Ciaran shook himself. This was not her. Of course it was not her, could not be. That woman had gone to her grave years ago. And yet the likeness was enough to stagger him, to briefly turn his knees to pudding.
“Do...do you know her?” Ivy Mitchell’s whisper broke through the haze of his shock.
His eyes cut to hers, raw, still snagged by the moment, the resemblance. “Aye,” he answered unthinkingly. Then, after a beat, harsher: “Nae. Nae, I dinna.”
Rigidly, he thrust aside pots and cloth with reckless force and gathered the limp figure into his arms. She sagged against him, her hair spilling across his shoulder and arm, the heat of her felt instantly, unmistakable as fever. For a moment he did not move, staring down at her with a stunned expression, feeling almost as if, before he moved, he needed to understand why she looked so exactly like that other woman.

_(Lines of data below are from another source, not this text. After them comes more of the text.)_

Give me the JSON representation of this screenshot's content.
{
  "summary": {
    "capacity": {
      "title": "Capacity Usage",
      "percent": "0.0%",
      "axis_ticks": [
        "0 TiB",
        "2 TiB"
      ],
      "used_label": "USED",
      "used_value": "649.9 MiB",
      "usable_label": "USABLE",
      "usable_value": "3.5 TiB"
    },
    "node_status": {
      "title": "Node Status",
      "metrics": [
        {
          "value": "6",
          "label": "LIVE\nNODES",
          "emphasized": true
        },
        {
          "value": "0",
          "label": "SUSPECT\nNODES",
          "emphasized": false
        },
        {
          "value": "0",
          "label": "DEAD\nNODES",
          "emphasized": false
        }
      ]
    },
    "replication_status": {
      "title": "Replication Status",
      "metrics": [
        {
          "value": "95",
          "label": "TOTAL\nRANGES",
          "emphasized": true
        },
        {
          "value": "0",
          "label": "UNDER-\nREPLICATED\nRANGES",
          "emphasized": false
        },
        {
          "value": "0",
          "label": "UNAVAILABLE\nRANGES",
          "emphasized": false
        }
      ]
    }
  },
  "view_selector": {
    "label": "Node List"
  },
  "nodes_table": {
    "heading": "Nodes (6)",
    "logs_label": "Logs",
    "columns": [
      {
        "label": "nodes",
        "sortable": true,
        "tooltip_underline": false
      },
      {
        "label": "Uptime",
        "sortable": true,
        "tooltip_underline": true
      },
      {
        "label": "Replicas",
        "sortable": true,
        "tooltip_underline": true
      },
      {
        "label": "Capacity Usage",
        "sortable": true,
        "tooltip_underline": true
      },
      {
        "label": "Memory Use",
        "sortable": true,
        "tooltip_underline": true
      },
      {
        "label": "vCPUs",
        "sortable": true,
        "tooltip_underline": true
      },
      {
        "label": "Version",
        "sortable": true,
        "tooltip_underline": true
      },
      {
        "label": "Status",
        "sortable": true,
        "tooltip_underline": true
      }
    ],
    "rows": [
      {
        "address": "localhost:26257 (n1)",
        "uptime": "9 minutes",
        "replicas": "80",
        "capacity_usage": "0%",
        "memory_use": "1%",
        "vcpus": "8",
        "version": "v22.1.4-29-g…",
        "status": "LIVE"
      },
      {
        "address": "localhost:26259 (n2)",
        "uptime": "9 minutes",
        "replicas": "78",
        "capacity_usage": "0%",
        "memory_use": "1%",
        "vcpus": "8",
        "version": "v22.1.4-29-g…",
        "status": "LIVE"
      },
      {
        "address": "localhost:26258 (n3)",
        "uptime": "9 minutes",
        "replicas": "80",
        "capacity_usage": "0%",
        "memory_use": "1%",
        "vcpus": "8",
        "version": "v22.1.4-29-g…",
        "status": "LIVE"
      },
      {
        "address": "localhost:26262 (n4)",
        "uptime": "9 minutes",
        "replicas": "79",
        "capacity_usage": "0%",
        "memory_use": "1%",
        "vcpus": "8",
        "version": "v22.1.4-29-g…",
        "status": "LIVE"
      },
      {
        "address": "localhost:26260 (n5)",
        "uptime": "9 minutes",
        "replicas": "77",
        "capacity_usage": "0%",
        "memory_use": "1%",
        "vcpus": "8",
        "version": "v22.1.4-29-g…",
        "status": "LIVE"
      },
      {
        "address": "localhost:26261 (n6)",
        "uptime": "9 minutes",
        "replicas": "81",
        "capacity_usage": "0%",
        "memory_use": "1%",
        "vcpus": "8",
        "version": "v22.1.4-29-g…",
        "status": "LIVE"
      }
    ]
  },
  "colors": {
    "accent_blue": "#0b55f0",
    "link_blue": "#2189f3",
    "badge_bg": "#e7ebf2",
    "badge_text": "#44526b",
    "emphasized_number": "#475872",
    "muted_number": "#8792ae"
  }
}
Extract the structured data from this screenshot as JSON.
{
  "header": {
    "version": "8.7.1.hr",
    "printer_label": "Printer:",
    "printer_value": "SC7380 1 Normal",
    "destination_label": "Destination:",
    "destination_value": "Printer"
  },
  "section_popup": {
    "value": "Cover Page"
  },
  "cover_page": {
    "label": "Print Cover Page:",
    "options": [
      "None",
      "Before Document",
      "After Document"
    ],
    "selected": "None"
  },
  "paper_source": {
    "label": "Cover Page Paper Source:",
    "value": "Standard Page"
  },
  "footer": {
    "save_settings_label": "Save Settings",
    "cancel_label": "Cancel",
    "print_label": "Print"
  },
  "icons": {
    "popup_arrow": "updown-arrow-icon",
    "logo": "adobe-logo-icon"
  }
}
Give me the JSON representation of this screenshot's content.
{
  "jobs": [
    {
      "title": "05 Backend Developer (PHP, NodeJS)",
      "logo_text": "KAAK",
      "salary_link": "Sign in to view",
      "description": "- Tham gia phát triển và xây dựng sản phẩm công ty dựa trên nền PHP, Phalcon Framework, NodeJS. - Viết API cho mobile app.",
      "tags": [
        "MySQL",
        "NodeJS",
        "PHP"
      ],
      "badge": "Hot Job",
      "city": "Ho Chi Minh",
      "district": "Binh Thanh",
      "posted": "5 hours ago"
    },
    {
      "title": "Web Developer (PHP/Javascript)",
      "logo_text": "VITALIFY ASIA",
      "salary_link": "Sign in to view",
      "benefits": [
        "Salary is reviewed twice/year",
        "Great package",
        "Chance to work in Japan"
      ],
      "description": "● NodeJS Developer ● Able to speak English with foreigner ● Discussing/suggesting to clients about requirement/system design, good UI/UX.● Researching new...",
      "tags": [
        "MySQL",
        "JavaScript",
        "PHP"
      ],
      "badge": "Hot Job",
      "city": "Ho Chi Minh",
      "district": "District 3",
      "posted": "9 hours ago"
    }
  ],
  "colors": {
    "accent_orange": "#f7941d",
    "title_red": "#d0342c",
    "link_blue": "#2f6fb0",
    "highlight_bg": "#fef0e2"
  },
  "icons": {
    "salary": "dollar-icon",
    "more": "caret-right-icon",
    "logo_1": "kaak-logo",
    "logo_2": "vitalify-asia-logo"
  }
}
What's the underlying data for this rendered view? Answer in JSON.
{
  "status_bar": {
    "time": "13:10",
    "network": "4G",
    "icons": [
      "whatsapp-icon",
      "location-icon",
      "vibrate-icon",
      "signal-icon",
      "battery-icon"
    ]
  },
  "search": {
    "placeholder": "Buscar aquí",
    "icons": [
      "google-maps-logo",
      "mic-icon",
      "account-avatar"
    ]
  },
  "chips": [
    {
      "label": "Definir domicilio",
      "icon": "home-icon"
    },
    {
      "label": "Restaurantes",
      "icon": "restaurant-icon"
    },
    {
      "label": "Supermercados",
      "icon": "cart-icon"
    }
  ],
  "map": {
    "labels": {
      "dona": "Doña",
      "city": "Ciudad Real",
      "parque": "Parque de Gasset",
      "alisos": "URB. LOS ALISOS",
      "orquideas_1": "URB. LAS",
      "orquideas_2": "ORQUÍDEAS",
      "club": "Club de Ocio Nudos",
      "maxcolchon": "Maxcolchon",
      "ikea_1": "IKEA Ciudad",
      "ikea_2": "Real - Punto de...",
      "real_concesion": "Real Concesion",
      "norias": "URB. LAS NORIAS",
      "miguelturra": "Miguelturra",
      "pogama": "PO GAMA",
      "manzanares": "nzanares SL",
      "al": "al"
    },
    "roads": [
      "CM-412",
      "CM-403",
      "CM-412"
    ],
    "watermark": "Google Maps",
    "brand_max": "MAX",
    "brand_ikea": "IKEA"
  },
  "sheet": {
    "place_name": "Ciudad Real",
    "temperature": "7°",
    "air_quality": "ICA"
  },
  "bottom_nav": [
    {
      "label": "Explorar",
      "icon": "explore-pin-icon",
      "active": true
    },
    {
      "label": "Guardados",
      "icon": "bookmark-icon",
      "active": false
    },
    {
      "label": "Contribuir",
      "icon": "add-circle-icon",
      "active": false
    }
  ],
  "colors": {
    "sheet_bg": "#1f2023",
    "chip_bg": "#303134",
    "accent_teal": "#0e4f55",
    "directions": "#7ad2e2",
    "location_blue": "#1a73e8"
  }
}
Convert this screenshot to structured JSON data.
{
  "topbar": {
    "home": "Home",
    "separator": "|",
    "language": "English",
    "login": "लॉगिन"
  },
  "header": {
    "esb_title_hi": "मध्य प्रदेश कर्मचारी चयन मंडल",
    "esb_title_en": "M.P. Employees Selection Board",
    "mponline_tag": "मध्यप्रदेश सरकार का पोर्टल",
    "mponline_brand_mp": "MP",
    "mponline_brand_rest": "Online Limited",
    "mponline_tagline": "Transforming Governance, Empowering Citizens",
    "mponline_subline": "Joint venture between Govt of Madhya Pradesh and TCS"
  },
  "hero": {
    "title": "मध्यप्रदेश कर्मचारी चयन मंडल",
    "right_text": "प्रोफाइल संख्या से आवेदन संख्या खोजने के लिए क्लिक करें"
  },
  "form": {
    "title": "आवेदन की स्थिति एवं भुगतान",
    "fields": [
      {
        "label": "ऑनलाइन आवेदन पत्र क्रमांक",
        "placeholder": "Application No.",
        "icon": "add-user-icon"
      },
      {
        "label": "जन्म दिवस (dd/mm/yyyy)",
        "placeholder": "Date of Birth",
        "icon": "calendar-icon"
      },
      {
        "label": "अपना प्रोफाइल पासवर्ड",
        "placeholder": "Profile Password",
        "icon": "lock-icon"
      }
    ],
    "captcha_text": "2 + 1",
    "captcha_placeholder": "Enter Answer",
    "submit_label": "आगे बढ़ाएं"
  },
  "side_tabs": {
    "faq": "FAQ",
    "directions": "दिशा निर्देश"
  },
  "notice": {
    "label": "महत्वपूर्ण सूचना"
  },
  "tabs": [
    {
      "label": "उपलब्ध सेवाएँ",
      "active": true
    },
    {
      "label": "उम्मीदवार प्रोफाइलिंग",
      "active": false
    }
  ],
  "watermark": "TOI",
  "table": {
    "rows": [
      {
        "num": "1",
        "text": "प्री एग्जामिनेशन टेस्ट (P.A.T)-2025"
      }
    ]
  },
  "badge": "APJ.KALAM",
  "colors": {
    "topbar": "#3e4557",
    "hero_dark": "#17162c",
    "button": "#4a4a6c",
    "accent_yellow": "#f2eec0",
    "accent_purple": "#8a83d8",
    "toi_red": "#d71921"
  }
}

Then he clenched his jaw, leapt from the wagon, and barked, “Summon the midwife!” His voice cracked hoarse with urgency, but it carried. Caeravorn had no healer, and the army’s barber-surgeon employed methods too coarse and dubious to tend the woman in his arms. Ruth, the midwife, would be better suited to the task.
He strode directly toward the hall while the tinker and villagers carried on with their business as if a half-dead woman had not just been discovered in the back of the cart. He was aware that Ivy hurried after him, but he concentrated on the woman, getting her safely abovestairs, where she might be tended properly. He shouldered his way into the first empty chamber he came upon, which happened to be directly adjacent to the one Ivy Mitchell occupied. More gently than he’d had cause to be in years, he lowered the woman onto the bed.
He stood rooted, still amazed by the uncanny likeness. The line of her jaw, the shape of her cheek, even the curve of her mouth—every detail struck him with the force of memory. Her lips were the same, full and pink-tinted, a shape he recognized too well, so familiar it unsettled him to see them on another face. And her hair—aye, that same wheat-blonde, the hue of barley fields beneath clouded skies.